My Ice Cold Heart In Review
Every where I look there is a year in review article or show. So my own . . .
I think I can say this has left me a little colder than before, figuratively and literally. It’s nearly midnight here and it’s 41 degrees. For those of you that live in far colder temperatures I apologize for my California bred whining, but my toes are like ice and at any moment I suspect they will snap off. I’ve taken to microwaving my socks, which does at least make the microwave useful, finally.
It’s not like the entire year was a downward spiral. I fell in love and got my heart crushed. That on the surface seems bad, but in the end the whole experience gave almost as much as it took so not too bad. I got 30 of my 66 seniors published last year. I even decided to start submitting my own work to rather good results, I think. I don’t have other writers to compare results to, but I have gotten 1 in 5 submissions accepted. so right now I am at @20%. I think that is good. I’ve been writing so much. And at first it seemed centered on the Sand Dune Guy but it has expanded to peacocks, Indian lovers, childhood, and just whatever I see. All excessively good for me. And there are these old dudes in an Optimist club, that actually make me smile almost every thursday. It is an irony that I’m a member of an Optimist Club. This seems like all heart warming moments, but there is the other side of life.

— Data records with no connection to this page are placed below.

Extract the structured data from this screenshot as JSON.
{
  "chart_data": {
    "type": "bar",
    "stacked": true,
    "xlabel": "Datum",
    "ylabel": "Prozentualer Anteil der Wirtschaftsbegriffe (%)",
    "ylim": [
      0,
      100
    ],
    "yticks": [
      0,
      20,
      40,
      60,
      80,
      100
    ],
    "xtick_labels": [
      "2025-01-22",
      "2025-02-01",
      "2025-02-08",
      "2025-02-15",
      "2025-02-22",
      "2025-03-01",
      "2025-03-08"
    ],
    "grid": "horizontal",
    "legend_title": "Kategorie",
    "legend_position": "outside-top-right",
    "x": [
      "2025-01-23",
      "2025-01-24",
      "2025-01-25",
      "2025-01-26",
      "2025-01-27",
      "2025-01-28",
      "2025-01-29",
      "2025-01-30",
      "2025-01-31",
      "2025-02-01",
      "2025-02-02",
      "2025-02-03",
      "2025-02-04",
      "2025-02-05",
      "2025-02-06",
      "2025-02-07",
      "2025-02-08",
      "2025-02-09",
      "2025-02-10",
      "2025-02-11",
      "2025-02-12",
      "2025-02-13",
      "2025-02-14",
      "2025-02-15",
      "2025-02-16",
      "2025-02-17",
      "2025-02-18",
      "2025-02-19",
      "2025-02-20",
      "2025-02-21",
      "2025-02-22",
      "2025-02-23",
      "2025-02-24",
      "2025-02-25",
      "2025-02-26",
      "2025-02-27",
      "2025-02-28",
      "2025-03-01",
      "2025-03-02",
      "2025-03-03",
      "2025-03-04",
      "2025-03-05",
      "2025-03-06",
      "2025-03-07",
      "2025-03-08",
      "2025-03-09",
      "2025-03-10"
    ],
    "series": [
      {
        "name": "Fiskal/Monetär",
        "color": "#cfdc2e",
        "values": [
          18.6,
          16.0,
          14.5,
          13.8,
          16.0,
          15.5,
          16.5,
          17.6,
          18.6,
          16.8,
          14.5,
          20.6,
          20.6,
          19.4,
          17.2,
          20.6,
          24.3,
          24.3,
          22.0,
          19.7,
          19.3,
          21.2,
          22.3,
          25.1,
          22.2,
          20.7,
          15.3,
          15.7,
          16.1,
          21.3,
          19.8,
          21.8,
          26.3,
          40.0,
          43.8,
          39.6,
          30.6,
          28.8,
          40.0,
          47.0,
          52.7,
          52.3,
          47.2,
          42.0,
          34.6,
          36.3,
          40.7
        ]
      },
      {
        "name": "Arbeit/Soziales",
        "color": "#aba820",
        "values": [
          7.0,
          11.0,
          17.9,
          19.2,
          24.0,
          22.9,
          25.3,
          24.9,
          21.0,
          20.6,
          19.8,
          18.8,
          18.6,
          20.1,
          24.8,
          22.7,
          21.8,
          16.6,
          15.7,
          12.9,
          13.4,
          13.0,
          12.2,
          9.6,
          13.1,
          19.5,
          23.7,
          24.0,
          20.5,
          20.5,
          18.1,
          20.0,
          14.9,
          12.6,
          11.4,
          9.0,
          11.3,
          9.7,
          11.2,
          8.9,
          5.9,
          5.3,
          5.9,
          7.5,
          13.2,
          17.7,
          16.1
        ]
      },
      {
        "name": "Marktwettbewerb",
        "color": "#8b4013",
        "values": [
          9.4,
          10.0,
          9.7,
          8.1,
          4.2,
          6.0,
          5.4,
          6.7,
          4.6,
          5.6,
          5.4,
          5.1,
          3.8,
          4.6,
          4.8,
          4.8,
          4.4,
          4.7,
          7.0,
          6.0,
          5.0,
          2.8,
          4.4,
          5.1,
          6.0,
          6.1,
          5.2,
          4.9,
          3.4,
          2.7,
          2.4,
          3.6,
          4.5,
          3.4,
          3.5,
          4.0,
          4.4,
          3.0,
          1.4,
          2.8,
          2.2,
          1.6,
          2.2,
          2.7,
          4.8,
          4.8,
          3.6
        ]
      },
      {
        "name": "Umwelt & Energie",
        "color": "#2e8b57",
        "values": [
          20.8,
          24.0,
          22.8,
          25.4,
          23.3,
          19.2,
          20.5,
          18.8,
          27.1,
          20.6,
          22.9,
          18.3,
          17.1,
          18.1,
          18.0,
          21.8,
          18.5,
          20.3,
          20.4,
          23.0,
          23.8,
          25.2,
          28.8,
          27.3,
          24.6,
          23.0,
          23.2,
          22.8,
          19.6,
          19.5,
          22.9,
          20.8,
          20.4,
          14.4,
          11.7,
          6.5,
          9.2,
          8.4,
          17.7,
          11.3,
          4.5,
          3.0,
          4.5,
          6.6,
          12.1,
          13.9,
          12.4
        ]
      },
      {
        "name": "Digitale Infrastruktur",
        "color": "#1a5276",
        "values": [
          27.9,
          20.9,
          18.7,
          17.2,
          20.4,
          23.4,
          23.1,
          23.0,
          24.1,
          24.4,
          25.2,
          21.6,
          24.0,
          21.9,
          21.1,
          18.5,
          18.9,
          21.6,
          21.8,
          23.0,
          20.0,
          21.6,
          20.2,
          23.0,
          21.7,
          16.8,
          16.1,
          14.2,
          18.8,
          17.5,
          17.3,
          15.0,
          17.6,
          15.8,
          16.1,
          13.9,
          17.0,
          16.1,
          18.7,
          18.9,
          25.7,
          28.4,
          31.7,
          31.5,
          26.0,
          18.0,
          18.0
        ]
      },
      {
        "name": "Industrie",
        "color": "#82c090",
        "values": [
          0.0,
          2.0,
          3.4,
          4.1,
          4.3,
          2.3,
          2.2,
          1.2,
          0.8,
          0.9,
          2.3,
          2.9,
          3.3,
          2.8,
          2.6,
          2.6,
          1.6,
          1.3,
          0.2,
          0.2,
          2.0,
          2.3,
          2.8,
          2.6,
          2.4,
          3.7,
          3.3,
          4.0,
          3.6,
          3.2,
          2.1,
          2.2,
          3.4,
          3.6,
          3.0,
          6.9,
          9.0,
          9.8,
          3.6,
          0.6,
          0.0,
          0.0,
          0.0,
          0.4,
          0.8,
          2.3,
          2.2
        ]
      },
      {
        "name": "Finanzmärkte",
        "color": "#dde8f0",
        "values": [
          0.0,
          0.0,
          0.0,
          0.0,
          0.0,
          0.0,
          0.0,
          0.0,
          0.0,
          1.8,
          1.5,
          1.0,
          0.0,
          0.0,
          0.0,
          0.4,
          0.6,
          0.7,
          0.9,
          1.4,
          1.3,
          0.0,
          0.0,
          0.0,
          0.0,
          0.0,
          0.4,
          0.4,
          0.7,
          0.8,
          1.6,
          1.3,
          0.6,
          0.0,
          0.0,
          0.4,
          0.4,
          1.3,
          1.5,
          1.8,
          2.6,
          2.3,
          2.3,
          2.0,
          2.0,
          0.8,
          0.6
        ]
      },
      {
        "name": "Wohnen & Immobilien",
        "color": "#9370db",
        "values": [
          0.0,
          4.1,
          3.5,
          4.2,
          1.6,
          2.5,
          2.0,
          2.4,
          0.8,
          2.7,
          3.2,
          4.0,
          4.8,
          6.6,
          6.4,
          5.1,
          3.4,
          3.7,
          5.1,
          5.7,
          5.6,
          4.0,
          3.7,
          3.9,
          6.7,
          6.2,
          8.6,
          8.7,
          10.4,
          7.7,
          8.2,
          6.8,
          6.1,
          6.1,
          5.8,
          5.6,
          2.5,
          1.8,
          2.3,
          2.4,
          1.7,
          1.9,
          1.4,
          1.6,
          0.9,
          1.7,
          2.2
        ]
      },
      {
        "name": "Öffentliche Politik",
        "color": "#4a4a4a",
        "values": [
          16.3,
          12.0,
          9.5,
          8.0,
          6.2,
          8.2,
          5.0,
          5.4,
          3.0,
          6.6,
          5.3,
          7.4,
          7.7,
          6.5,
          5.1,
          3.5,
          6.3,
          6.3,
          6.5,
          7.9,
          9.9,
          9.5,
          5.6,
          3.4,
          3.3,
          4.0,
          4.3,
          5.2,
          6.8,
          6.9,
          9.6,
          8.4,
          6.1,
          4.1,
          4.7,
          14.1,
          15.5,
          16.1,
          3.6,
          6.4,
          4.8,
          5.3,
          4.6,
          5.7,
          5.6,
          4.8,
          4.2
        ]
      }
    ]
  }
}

The year has been harsh. A trip to Vegas, that could have been amazing, which I refuse to regret for all it taught me, still the harshest moment of my year are housed in those hours. I found comfort in the wrong places repeatedly and walked away with frostbite more than once. My mother has been diagnosed with Alzheimer. My father, who I have not seen since I was 7, has never lived more than 10 miles away from me, my entire life. Currently he resides in Paramount, less than 10 minutes away and he frequents the veterans hospital one block from my house. Still, I am not necessary in his life. The remainder of my family either fights with each other, or uses me. They think of me as the “success” in the family because I am the only one who went to college, and when there is a need they come to me, and I won’t say no where my niece, nephews or mother are concerned, Furlough days and medical bills have put me in further debt. To end the year, I finally decided it was time to try to let someone in again, and was kicked in throat when he explained he was married, an arranged marriage so it doesn’t count, in his words. And this is how the I end the year, questioning why I haven’t called it quits but very pleased that the year never pushed me over the edge, even when it tried.
So goodbye 2012, may 2013 bring a de-frosting of this heart.